Sri Lanka frees arrested human rights activists

  • 19 March 2014
  • From the section Asia
April 15, 2009 file photo of Ruki Fernando
Image caption Ruki Fernando has documented abuses in northern Sri Lanka

Sri Lankan authorities have released two prominent human rights activists who were detained on Sunday under anti-terrorism laws.

The arrests of Catholic priest Father Praveen Mahesan and Ruki Fernando had provoked domestic and international criticism.

The authorities said they had been held under suspicion of fostering communal disharmony.

Both men had been working with families of disappeared people.

Sri Lanka's army defeated separatist Tamil Tiger rebels in May 2009.

Since then there have been allegations of mass civilian deaths at the end of the conflict.

US concern

Civil society representatives and police confirmed to the BBC that Mr Fernando and Father Praveen were freed late on Tuesday night after a release order was granted by a magistrate.

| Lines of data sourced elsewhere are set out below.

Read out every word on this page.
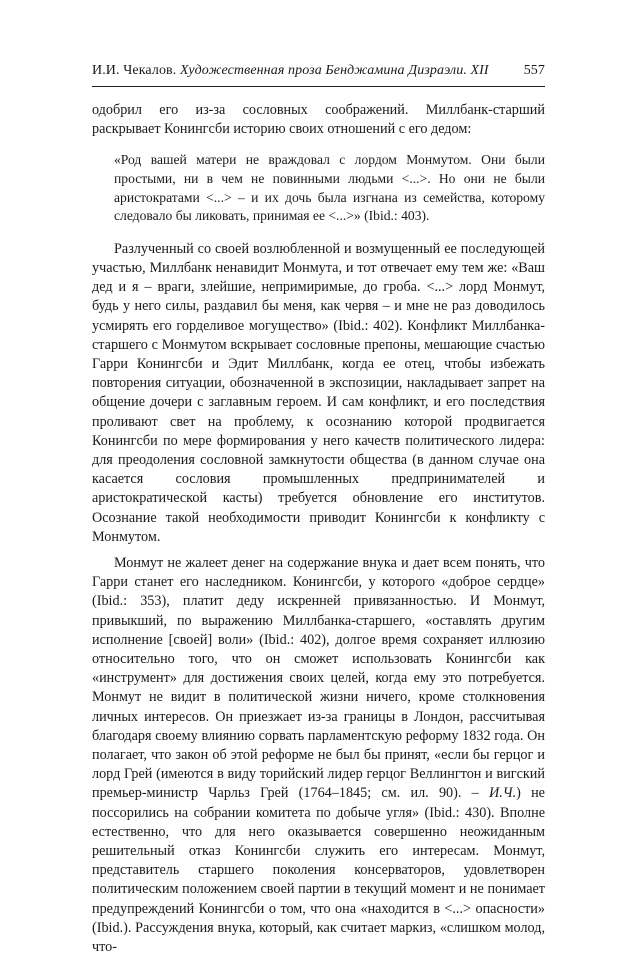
И.И. Чекалов. Художественная проза Бенджамина Дизраэли. XII 557

одобрил его из-за сословных соображений. Миллбанк-старший раскрывает Конингсби историю своих отношений с его дедом:

«Род вашей матери не враждовал с лордом Монмутом. Они были простыми, ни в чем не повинными людьми <...>. Но они не были аристократами <...> – и их дочь была изгнана из семейства, которому следовало бы ликовать, принимая ее <...>» (Ibid.: 403).

Разлученный со своей возлюбленной и возмущенный ее последующей участью, Миллбанк ненавидит Монмута, и тот отвечает ему тем же: «Ваш дед и я – враги, злейшие, непримиримые, до гроба. <...> лорд Монмут, будь у него силы, раздавил бы меня, как червя – и мне не раз доводилось усмирять его горделивое могущество» (Ibid.: 402). Конфликт Миллбанка-старшего с Монмутом вскрывает сословные препоны, мешающие счастью Гарри Конингсби и Эдит Миллбанк, когда ее отец, чтобы избежать повторения ситуации, обозначенной в экспозиции, накладывает запрет на общение дочери с заглавным героем. И сам конфликт, и его последствия проливают свет на проблему, к осознанию которой продвигается Конингсби по мере формирования у него качеств политического лидера: для преодоления сословной замкнутости общества (в данном случае она касается сословия промышленных предпринимателей и аристократической касты) требуется обновление его институтов. Осознание такой необходимости приводит Конингсби к конфликту с Монмутом.

Монмут не жалеет денег на содержание внука и дает всем понять, что Гарри станет его наследником. Конингсби, у которого «доброе сердце» (Ibid.: 353), платит деду искренней привязанностью. И Монмут, привыкший, по выражению Миллбанка-старшего, «оставлять другим исполнение [своей] воли» (Ibid.: 402), долгое время сохраняет иллюзию относительно того, что он сможет использовать Конингсби как «инструмент» для достижения своих целей, когда ему это потребуется. Монмут не видит в политической жизни ничего, кроме столкновения личных интересов. Он приезжает из-за границы в Лондон, рассчитывая благодаря своему влиянию сорвать парламентскую реформу 1832 года. Он полагает, что закон об этой реформе не был бы принят, «если бы герцог и лорд Грей (имеются в виду торийский лидер герцог Веллингтон и вигский премьер-министр Чарльз Грей (1764–1845; см. ил. 90). – И.Ч.) не поссорились на собрании комитета по добыче угля» (Ibid.: 430). Вполне естественно, что для него оказывается совершенно неожиданным решительный отказ Конингсби служить его интересам. Монмут, представитель старшего поколения консерваторов, удовлетворен политическим положением своей партии в текущий момент и не понимает предупреждений Конингсби о том, что она «находится в <...> опасности» (Ibid.). Рассуждения внука, который, как считает маркиз, «слишком молод, что-
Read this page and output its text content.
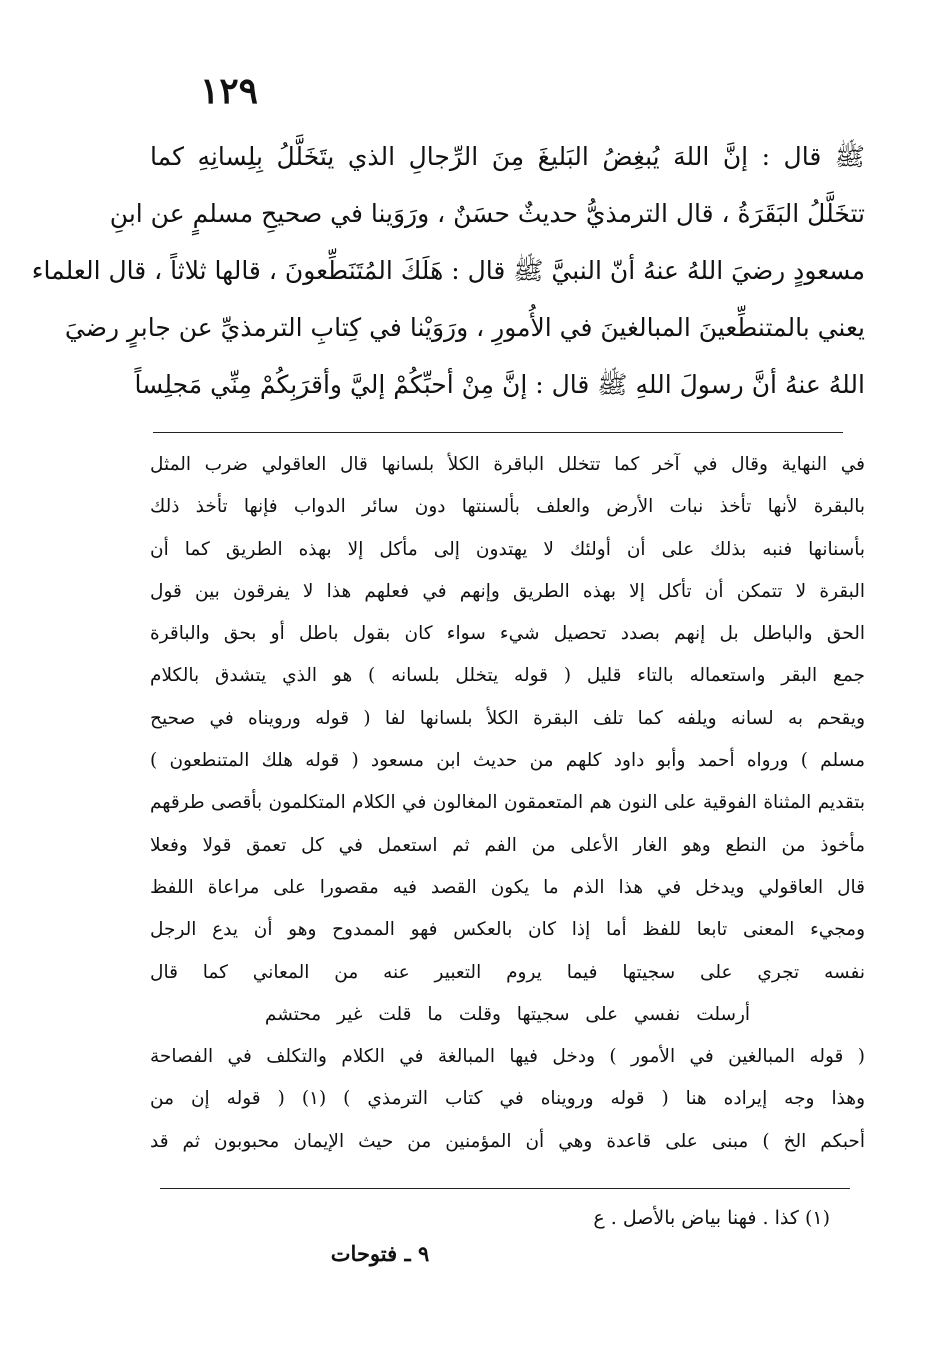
١٢٩
ﷺ قال : إنَّ اللهَ يُبغِضُ البَليغَ مِنَ الرِّجالِ الذي يتَخَلَّلُ بِلِسانِهِ كما
تتخَلَّلُ البَقَرَةُ ، قال الترمذيُّ حديثٌ حسَنٌ ، ورَوَينا في صحيحِ مسلمٍ عن ابنِ
مسعودٍ رضيَ اللهُ عنهُ أنّ النبيَّ ﷺ قال : هَلَكَ المُتَنَطِّعونَ ، قالها ثلاثاً ، قال العلماء
يعني بالمتنطِّعينَ المبالغينَ في الأُمورِ ، ورَوَيْنا في كِتابِ الترمذيِّ عن جابرٍ رضيَ
اللهُ عنهُ أنَّ رسولَ اللهِ ﷺ قال : إنَّ مِنْ أحبِّكُمْ إليَّ وأقرَبِكُمْ مِنِّي مَجلِساً
في النهاية وقال في آخر كما تتخلل الباقرة الكلأ بلسانها قال العاقولي ضرب المثل
بالبقرة لأنها تأخذ نبات الأرض والعلف بألسنتها دون سائر الدواب فإنها تأخذ ذلك
بأسنانها فنبه بذلك على أن أولئك لا يهتدون إلى مأكل إلا بهذه الطريق كما أن
البقرة لا تتمكن أن تأكل إلا بهذه الطريق وإنهم في فعلهم هذا لا يفرقون بين قول
الحق والباطل بل إنهم بصدد تحصيل شيء سواء كان بقول باطل أو بحق والباقرة
جمع البقر واستعماله بالتاء قليل ( قوله يتخلل بلسانه ) هو الذي يتشدق بالكلام
ويقحم به لسانه ويلفه كما تلف البقرة الكلأ بلسانها لفا ( قوله ورويناه في صحيح
مسلم ) ورواه أحمد وأبو داود كلهم من حديث ابن مسعود ( قوله هلك المتنطعون )
بتقديم المثناة الفوقية على النون هم المتعمقون المغالون في الكلام المتكلمون بأقصى طرقهم
مأخوذ من النطع وهو الغار الأعلى من الفم ثم استعمل في كل تعمق قولا وفعلا
قال العاقولي ويدخل في هذا الذم ما يكون القصد فيه مقصورا على مراعاة اللفظ
ومجيء المعنى تابعا للفظ أما إذا كان بالعكس فهو الممدوح وهو أن يدع الرجل
نفسه تجري على سجيتها فيما يروم التعبير عنه من المعاني كما قال
أرسلت نفسي على سجيتها وقلت ما قلت غير محتشم
( قوله المبالغين في الأمور ) ودخل فيها المبالغة في الكلام والتكلف في الفصاحة
وهذا وجه إيراده هنا ( قوله ورويناه في كتاب الترمذي ) (١) ( قوله إن من
أحبكم الخ ) مبنى على قاعدة وهي أن المؤمنين من حيث الإيمان محبوبون ثم قد
(١) كذا . فهنا بياض بالأصل . ع
٩ ـ فتوحات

They were arrested in northern Sri Lanka and held for 48 hours, the authorities said.

Their supporters have described them as campaigners for human rights.

Speaking to BBC Sinhala after his release, Mr Fernando said he had not been released on bail as he had not been charged.

He stressed he remained committed to fighting for human rights.

"I think the main reason we were released relatively quickly was the attention we received from people inside Sri Lanka, but also from people outside," he said.

"Many other people who are still in detention, if they were to get this kind of attention, I think many of them would find themselves free soon."

The US has expressed concerned about the detention of several well-known Sri Lankan human rights activists over the past week.

A female campaigner against political disappearances, who was arrested on Thursday, remains in detention under the same laws.

Jeyakumari Balendran's son went missing after the war and she and her daughter had become vocal campaigners on the issue of disappearances.

The government accuses her of sheltering a man they say is trying to revive the Tamil Tiger movement.